今日、弱肉強食の新自由主義が横行する社会で社会矛盾が深刻となり、家庭・学校などでのイジメ・虐待や社会一般での刑事事件が頻発しているが、犯罪が引き起こされる社会的理由の解明が十分になされないままで、厳罰主義によってただ形式的に対処する傾向が司法・立法において顕著である。
 そして、行政改革による公務員の全般的削減傾向の中で、全国の警察官の定員は、二〇〇一年度二六万九九一〇人から二〇〇六年度二八万八四五一人に増大している。警察機構の肥大化とともに、「捜査協力」の名による持ち物検査の強要、微罪による逮捕、そして労働争議の弾圧など警察の横暴が目立っている。さらに、防犯カメラの設置、学校や地域商店街などと警察の連携強化などで「監視社会」の促進が進められている。
 また、六月六日に日本共産党によって、イラク派兵開始時における陸上自衛隊の情報保全隊による露骨な人民監視と威嚇を示す資料が公表されたが、憲兵隊の復活を思わせるこうした自衛隊の治安活動への乗り出しが目立ってきている。これと同時期に自衛隊と警察が連携しての、立川自衛隊監視テント村の自衛隊官舎反戦ビラ配布への不当逮捕が行なわれた。今年五月の沖縄辺野古への海上自衛隊出動は、事実上の治安出動であり、軍事国家への危険な転換点である。
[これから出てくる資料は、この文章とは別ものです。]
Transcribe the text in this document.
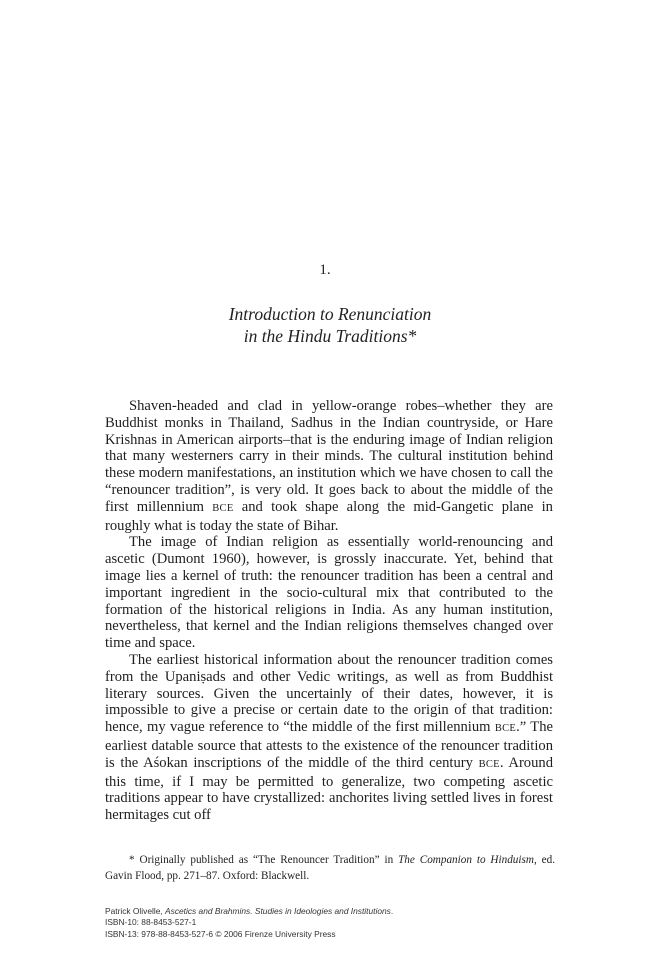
1.
Introduction to Renunciation
in the Hindu Traditions*

Shaven-headed and clad in yellow-orange robes–whether they are Buddhist monks in Thailand, Sadhus in the Indian countryside, or Hare Krishnas in American airports–that is the enduring image of Indian religion that many westerners carry in their minds. The cultural institution behind these modern manifestations, an institution which we have chosen to call the “renouncer tradition”, is very old. It goes back to about the middle of the first millennium BCE and took shape along the mid-Gangetic plane in roughly what is today the state of Bihar.

The image of Indian religion as essentially world-renouncing and ascetic (Dumont 1960), however, is grossly inaccurate. Yet, behind that image lies a kernel of truth: the renouncer tradition has been a central and important ingredient in the socio-cultural mix that contributed to the formation of the historical religions in India. As any human institution, nevertheless, that kernel and the Indian religions themselves changed over time and space.

The earliest historical information about the renouncer tradition comes from the Upaniṣads and other Vedic writings, as well as from Buddhist literary sources. Given the uncertainly of their dates, however, it is impossible to give a precise or certain date to the origin of that tradition: hence, my vague reference to “the middle of the first millennium BCE.” The earliest datable source that attests to the existence of the renouncer tradition is the Aśokan inscriptions of the middle of the third century BCE. Around this time, if I may be permitted to generalize, two competing ascetic traditions appear to have crystallized: anchorites living settled lives in forest hermitages cut off

* Originally published as “The Renouncer Tradition” in The Companion to Hinduism, ed. Gavin Flood, pp. 271–87. Oxford: Blackwell.

Patrick Olivelle, Ascetics and Brahmins. Studies in Ideologies and Institutions.
ISBN-10: 88-8453-527-1
ISBN-13: 978-88-8453-527-6 © 2006 Firenze University Press
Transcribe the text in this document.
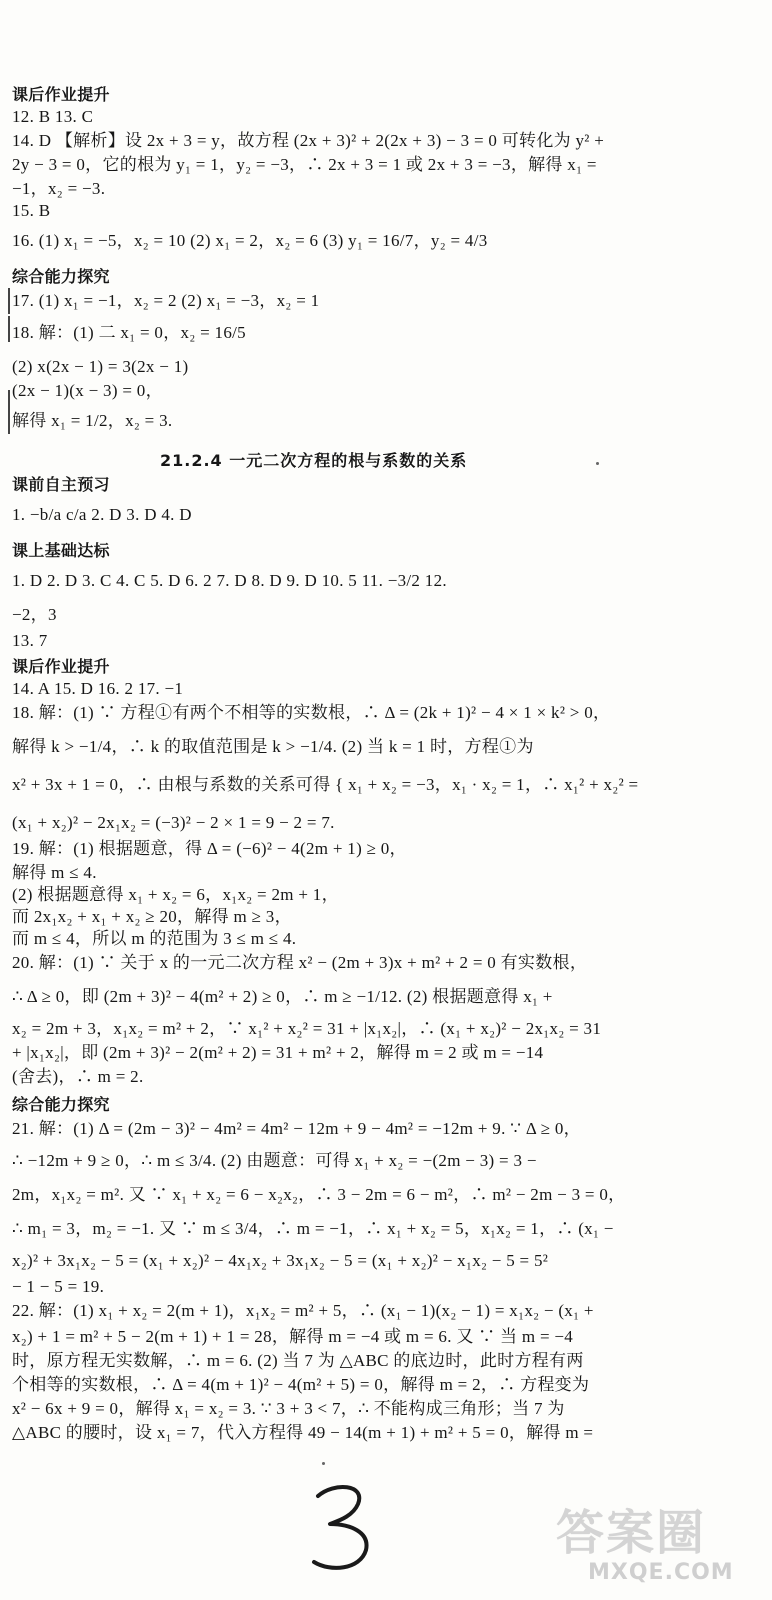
课后作业提升
12. B 13. C
14. D 【解析】设 2x + 3 = y，故方程 (2x + 3)² + 2(2x + 3) − 3 = 0 可转化为 y² +
2y − 3 = 0，它的根为 y₁ = 1，y₂ = −3，∴ 2x + 3 = 1 或 2x + 3 = −3，解得 x₁ =
−1，x₂ = −3.
15. B
16. (1) x₁ = −5，x₂ = 10 (2) x₁ = 2，x₂ = 6 (3) y₁ = 16/7，y₂ = 4/3
综合能力探究
17. (1) x₁ = −1，x₂ = 2 (2) x₁ = −3，x₂ = 1
18. 解：(1) 二 x₁ = 0，x₂ = 16/5
(2) x(2x − 1) = 3(2x − 1)
(2x − 1)(x − 3) = 0，
解得 x₁ = 1/2，x₂ = 3.
21.2.4 一元二次方程的根与系数的关系
课前自主预习
1. −b/a c/a 2. D 3. D 4. D
课上基础达标
1. D 2. D 3. C 4. C 5. D 6. 2 7. D 8. D 9. D 10. 5 11. −3/2 12.
−2，3
13. 7
课后作业提升
14. A 15. D 16. 2 17. −1
18. 解：(1) ∵ 方程①有两个不相等的实数根，∴ Δ = (2k + 1)² − 4 × 1 × k² > 0，
解得 k > −1/4，∴ k 的取值范围是 k > −1/4. (2) 当 k = 1 时，方程①为
x² + 3x + 1 = 0，∴ 由根与系数的关系可得 { x₁ + x₂ = −3，x₁ · x₂ = 1，∴ x₁² + x₂² =
(x₁ + x₂)² − 2x₁x₂ = (−3)² − 2 × 1 = 9 − 2 = 7.
19. 解：(1) 根据题意，得 Δ = (−6)² − 4(2m + 1) ≥ 0，
解得 m ≤ 4.
(2) 根据题意得 x₁ + x₂ = 6，x₁x₂ = 2m + 1，
而 2x₁x₂ + x₁ + x₂ ≥ 20，解得 m ≥ 3，
而 m ≤ 4，所以 m 的范围为 3 ≤ m ≤ 4.
20. 解：(1) ∵ 关于 x 的一元二次方程 x² − (2m + 3)x + m² + 2 = 0 有实数根，
∴ Δ ≥ 0，即 (2m + 3)² − 4(m² + 2) ≥ 0，∴ m ≥ −1/12. (2) 根据题意得 x₁ +
x₂ = 2m + 3，x₁x₂ = m² + 2，∵ x₁² + x₂² = 31 + |x₁x₂|，∴ (x₁ + x₂)² − 2x₁x₂ = 31
+ |x₁x₂|，即 (2m + 3)² − 2(m² + 2) = 31 + m² + 2，解得 m = 2 或 m = −14
(舍去)，∴ m = 2.
综合能力探究
21. 解：(1) Δ = (2m − 3)² − 4m² = 4m² − 12m + 9 − 4m² = −12m + 9. ∵ Δ ≥ 0，
∴ −12m + 9 ≥ 0，∴ m ≤ 3/4. (2) 由题意：可得 x₁ + x₂ = −(2m − 3) = 3 −
2m，x₁x₂ = m². 又 ∵ x₁ + x₂ = 6 − x₂x₂，∴ 3 − 2m = 6 − m²，∴ m² − 2m − 3 = 0，
∴ m₁ = 3，m₂ = −1. 又 ∵ m ≤ 3/4，∴ m = −1，∴ x₁ + x₂ = 5，x₁x₂ = 1，∴ (x₁ −
x₂)² + 3x₁x₂ − 5 = (x₁ + x₂)² − 4x₁x₂ + 3x₁x₂ − 5 = (x₁ + x₂)² − x₁x₂ − 5 = 5²
− 1 − 5 = 19.
22. 解：(1) x₁ + x₂ = 2(m + 1)，x₁x₂ = m² + 5，∴ (x₁ − 1)(x₂ − 1) = x₁x₂ − (x₁ +
x₂) + 1 = m² + 5 − 2(m + 1) + 1 = 28，解得 m = −4 或 m = 6. 又 ∵ 当 m = −4
时，原方程无实数解，∴ m = 6. (2) 当 7 为 △ABC 的底边时，此时方程有两
个相等的实数根，∴ Δ = 4(m + 1)² − 4(m² + 5) = 0，解得 m = 2，∴ 方程变为
x² − 6x + 9 = 0，解得 x₁ = x₂ = 3. ∵ 3 + 3 < 7，∴ 不能构成三角形；当 7 为
△ABC 的腰时，设 x₁ = 7，代入方程得 49 − 14(m + 1) + m² + 5 = 0，解得 m =
答案圈
MXQE.COM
 新自由主義に即応した国家形態への転換は、戦後憲法と根本から対立するものとなっている。支配階級による憲法改悪の最大の狙いは、憲法9条改悪である。だが、支配階級は次には、国家主義的な観点から、「公共の利益」・「公益」の名によって人権を制約し、現憲法第25条(生存権)の変質化をも策動していることは明らかである。

 憲法改悪派を落選させよう

 この間、自公連立政権は自衛隊の海外派兵の本来任務化、集団的自衛権についての解釈改憲、防衛庁の省昇格、イラク派兵の延長など戦後の平和主義を破壊する策動を次々と強めている。来る参院選では、不利な状況に追い込まれた安倍連立政権の与党・自公を徹底的に追いつめ、憲法改悪阻止の闘いを発展させよう。と同時に、与野党を問わず札付きの憲法改悪派の議員を落選させ、平和主義、基本的人権、立憲主義(憲法は人権を保障するために存在し、国家権力を制約する)を堅持する議員を当選させよう。
 今夏の参院選がいかなる結果になろうとも、国会勢力の三分の二以上の改憲派をまとめるには、「大連立」的状況が不可欠である。全国的な憲法改悪反対の闘いの発展は、民主党内の改憲消極派を後押しし、自民・民主の「大連立」による国会発議を阻止することにつながるであろう。
 三年後以降の憲法改悪か否かをめぐる全人民的な決着を射程に入れて、改憲阻止勢力の共同を強化しつつ、保守リベラルへの浸透などウィングを右にもひろげつつ、反改憲の広範な共同戦線を形成し、憲法改悪阻止闘争を発展させよう。